Wunsiedel - Namen sind Schall und Rauch. Krapp heißt der Greis. Aber der Name fällt nie. Schriftsteller war er einst - oder wollte er mal werden -, doch die Jahre haben so etwas wie einen Clown aus ihm gemacht. Krapp kann damit leben.

Schall und Rauch: Es mag Zufall sein, dass ein Künstler, der Altmann heißt, den alten Mann spielt. Michael Altmann, 71 Jahre: Auf der Wunsiedler Naturbühne wirkt er zurzeit im Volksstück "Glaube und Heimat" mit; am Mittwoch eröffnete er als Krapp in Samuel Becketts "Das letzte Band" viel beklatscht die Reihe "Luisenburg-Xtra" im recht gut besuchten Museumshof. Ein Monodrama - siebzig Minuten lang agiert er allein auf kleiner Bühne.

Denn Krapp lebt nur mit sich. Aber er schweigt sich nicht an. Er pflegt Austausch mit seinen Erinnerungen. Die hat er, der Schriftsteller, der vielleicht nie einer war und längst keiner mehr ist, statt in Tagebüchern auf Tonbändern gespeichert. In sie hört er sich, wenn's ihm einfällt, hinein. Bis es ihm einfällt, zaubert er Bananen aus der Tischschublade und aus der Schale hinein in die Westentasche und in den Mund. Die Zähne fehlen, aber Bananen kann er noch beißen. Auch sonst fehlt manches: alles, was irgendwie mit properer Lebensführung, Kultiviertheit, bildungsbürgerlicher Politur zu tun hat. Und es fehlen Erlebnisse. Jahrzehnte liegen die letzten zurück: der Tod der Mutter; oder, mit einer nackten Geliebten auf schaukelndem Wasser, ein paar poetische Momente, die das Tonband freilich, beim dritten Anhören, "hoffnungslos und verfehlt" als "Abschied von der Liebe" entlarvt.

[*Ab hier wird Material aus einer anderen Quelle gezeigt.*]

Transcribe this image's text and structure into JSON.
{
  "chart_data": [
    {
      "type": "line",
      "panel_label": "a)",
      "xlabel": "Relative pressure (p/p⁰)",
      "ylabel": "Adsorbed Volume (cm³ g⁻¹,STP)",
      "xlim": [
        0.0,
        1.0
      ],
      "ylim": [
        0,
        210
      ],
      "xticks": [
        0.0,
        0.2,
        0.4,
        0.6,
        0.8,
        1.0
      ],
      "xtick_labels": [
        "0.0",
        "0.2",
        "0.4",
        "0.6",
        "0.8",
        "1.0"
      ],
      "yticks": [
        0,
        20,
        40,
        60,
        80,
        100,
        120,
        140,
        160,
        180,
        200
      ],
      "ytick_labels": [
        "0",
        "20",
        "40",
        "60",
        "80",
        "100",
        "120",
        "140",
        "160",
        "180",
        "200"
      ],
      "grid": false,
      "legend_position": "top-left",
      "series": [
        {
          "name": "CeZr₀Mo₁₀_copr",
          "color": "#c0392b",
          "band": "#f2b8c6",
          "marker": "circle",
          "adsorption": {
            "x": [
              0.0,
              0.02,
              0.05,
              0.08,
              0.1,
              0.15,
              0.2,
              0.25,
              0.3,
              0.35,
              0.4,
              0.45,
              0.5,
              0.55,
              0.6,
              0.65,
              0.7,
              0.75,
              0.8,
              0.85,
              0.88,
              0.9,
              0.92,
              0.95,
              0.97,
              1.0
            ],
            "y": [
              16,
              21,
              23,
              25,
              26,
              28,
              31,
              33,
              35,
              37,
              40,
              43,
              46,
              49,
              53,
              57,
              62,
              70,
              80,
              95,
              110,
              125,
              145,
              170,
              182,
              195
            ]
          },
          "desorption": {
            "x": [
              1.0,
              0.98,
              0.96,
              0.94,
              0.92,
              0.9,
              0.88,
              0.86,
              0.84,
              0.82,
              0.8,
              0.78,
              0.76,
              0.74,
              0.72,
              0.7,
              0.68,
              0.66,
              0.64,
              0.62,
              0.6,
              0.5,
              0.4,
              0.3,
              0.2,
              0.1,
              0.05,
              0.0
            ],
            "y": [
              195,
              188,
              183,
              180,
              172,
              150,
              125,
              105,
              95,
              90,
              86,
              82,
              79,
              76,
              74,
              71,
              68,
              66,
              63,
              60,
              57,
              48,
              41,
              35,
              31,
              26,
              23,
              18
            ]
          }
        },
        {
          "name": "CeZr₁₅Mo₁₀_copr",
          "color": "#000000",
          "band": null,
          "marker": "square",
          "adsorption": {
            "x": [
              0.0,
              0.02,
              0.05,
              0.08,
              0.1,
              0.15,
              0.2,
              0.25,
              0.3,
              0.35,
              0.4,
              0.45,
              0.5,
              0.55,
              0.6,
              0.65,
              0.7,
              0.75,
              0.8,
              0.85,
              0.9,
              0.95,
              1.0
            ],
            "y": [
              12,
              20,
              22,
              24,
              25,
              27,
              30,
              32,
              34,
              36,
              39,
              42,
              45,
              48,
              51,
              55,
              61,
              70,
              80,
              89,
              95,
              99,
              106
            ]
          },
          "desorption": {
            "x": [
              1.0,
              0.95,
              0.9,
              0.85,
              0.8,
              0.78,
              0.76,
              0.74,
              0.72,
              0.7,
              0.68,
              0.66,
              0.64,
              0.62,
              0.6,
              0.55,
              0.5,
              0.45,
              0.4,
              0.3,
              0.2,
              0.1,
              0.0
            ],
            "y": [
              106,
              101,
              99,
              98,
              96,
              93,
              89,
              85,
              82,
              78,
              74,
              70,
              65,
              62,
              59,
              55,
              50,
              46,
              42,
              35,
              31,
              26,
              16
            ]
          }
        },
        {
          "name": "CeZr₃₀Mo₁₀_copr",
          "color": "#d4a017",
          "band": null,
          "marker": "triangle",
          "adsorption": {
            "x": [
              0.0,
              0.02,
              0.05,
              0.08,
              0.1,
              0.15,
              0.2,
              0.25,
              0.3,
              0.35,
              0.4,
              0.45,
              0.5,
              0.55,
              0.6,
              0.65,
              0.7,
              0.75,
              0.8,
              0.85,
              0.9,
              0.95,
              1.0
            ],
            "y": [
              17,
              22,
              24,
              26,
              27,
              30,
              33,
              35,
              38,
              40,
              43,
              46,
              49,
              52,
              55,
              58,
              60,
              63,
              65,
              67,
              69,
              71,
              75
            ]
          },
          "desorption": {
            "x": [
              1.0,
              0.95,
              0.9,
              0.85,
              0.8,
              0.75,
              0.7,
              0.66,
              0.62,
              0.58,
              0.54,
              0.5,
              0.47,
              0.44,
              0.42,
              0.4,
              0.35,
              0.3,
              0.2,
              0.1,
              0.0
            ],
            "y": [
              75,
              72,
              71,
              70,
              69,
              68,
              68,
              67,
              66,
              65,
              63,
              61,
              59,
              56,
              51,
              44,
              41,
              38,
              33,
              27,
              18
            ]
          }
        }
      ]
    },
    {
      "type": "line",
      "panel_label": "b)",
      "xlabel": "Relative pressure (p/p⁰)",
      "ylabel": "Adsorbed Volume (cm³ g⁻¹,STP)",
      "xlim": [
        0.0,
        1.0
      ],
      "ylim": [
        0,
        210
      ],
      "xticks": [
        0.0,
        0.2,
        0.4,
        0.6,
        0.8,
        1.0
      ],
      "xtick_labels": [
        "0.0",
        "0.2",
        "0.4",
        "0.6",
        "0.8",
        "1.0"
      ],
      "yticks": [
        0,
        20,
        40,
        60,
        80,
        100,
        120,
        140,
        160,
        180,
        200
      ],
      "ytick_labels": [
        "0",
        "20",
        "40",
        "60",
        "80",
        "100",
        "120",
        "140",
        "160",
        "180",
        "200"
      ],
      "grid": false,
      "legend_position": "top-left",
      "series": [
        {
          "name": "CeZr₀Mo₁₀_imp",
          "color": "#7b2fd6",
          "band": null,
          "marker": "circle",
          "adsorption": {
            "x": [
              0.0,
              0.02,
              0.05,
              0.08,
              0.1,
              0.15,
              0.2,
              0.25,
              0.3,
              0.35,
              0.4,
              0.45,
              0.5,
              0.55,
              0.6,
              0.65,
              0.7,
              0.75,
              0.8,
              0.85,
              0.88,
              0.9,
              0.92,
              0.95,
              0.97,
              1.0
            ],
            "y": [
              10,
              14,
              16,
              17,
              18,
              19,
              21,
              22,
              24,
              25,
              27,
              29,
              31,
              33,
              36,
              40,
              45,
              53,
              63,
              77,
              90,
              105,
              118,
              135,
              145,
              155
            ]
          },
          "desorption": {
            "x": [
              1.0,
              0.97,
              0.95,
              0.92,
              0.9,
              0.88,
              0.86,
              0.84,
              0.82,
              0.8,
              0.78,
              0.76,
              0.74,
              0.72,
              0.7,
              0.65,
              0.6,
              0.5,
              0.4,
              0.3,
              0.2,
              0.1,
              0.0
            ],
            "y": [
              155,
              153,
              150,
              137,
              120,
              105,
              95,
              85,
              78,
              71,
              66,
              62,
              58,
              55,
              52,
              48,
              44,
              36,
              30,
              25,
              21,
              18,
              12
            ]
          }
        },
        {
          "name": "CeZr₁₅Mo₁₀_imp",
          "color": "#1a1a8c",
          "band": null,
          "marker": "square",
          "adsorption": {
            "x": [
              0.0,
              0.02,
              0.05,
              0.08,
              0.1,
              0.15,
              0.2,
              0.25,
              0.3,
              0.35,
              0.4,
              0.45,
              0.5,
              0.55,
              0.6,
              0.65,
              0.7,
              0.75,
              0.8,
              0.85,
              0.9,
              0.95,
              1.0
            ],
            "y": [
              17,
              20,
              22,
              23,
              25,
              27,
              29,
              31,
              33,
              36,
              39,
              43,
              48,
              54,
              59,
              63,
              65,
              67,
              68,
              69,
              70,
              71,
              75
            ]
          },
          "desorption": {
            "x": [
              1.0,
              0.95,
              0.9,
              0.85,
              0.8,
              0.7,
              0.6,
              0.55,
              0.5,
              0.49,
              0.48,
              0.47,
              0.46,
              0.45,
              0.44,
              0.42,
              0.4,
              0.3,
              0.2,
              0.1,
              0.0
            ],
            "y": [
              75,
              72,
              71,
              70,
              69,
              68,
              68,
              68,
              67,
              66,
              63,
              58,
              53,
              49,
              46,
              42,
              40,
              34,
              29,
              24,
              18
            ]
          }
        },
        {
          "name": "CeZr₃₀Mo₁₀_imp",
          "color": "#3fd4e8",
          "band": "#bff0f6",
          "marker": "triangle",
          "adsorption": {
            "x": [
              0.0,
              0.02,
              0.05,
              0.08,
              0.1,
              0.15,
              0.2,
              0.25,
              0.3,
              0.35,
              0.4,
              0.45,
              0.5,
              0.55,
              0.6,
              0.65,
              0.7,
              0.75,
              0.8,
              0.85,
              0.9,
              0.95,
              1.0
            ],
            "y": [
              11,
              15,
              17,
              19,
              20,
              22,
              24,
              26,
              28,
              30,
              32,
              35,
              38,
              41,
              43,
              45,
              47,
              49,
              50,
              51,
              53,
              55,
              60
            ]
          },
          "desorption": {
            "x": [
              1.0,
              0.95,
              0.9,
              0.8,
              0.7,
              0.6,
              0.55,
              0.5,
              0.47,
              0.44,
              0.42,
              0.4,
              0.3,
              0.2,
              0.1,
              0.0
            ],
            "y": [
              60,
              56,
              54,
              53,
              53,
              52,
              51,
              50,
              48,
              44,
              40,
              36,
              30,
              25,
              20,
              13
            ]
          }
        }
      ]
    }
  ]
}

Krapp, ein in Nichts aufgelöstes Individuum, verfügt über ein Gedächtnis, für das er einer Maschine bedarf; ihr hört er wie einem Fremden, Anderen zu; aber da ist niemand, nur er selbst: Er ist Niemand. Und die Worte sind nichts: Längst haben sie den Geist aufgegeben. "Spuuuuuule": Laute Laute jaulend, versagt Krapp ihnen den Sinn. Als er sein letztes Band bespricht, nimmt er für Augenblicke versehentlich sogar sein Schweigen auf.

Eine Clownstype mit zerzausten Haaren und einem Hemd, das ihm schlampig aus Bund und Schlitz der schäbigen Hose hängt. Was könnte an so einem zum Lachen sein? Michael Altmann gibt den Krapp nicht als lächerlichen Loser der Schadenfreude preis. Er zeigt, was das Dasein von ihm übrig ließ - eine traurige Gestalt, lustig aufgebrochen mit Mitteln des Komödiantentums, der simplen Komik gar, wenn er mit zwei speichelfeuchten Fingern untersucht, ob denn Spannung auf der Steckdose sei. Gruseln lässt Altmann einen vor Krapps grotesken Zügen und lachen über seine Ungeheuerlichkeit.

Am Zahn der Zeit biss er sich die eigenen Zähne aus beim Versuch, die "Spreu" seines vergehenden, vergangenen Lebens vom "Weizen" zu trennen. Der schien ihm zu blühen, als "noch Aussicht auf Glück bestand". Merkwürdig, mehr von jenem Glück als vom Unglück eines aus der Zeit Gefallenen spielt in Altmanns Gesicht; und es sagt mehr als seine Worte.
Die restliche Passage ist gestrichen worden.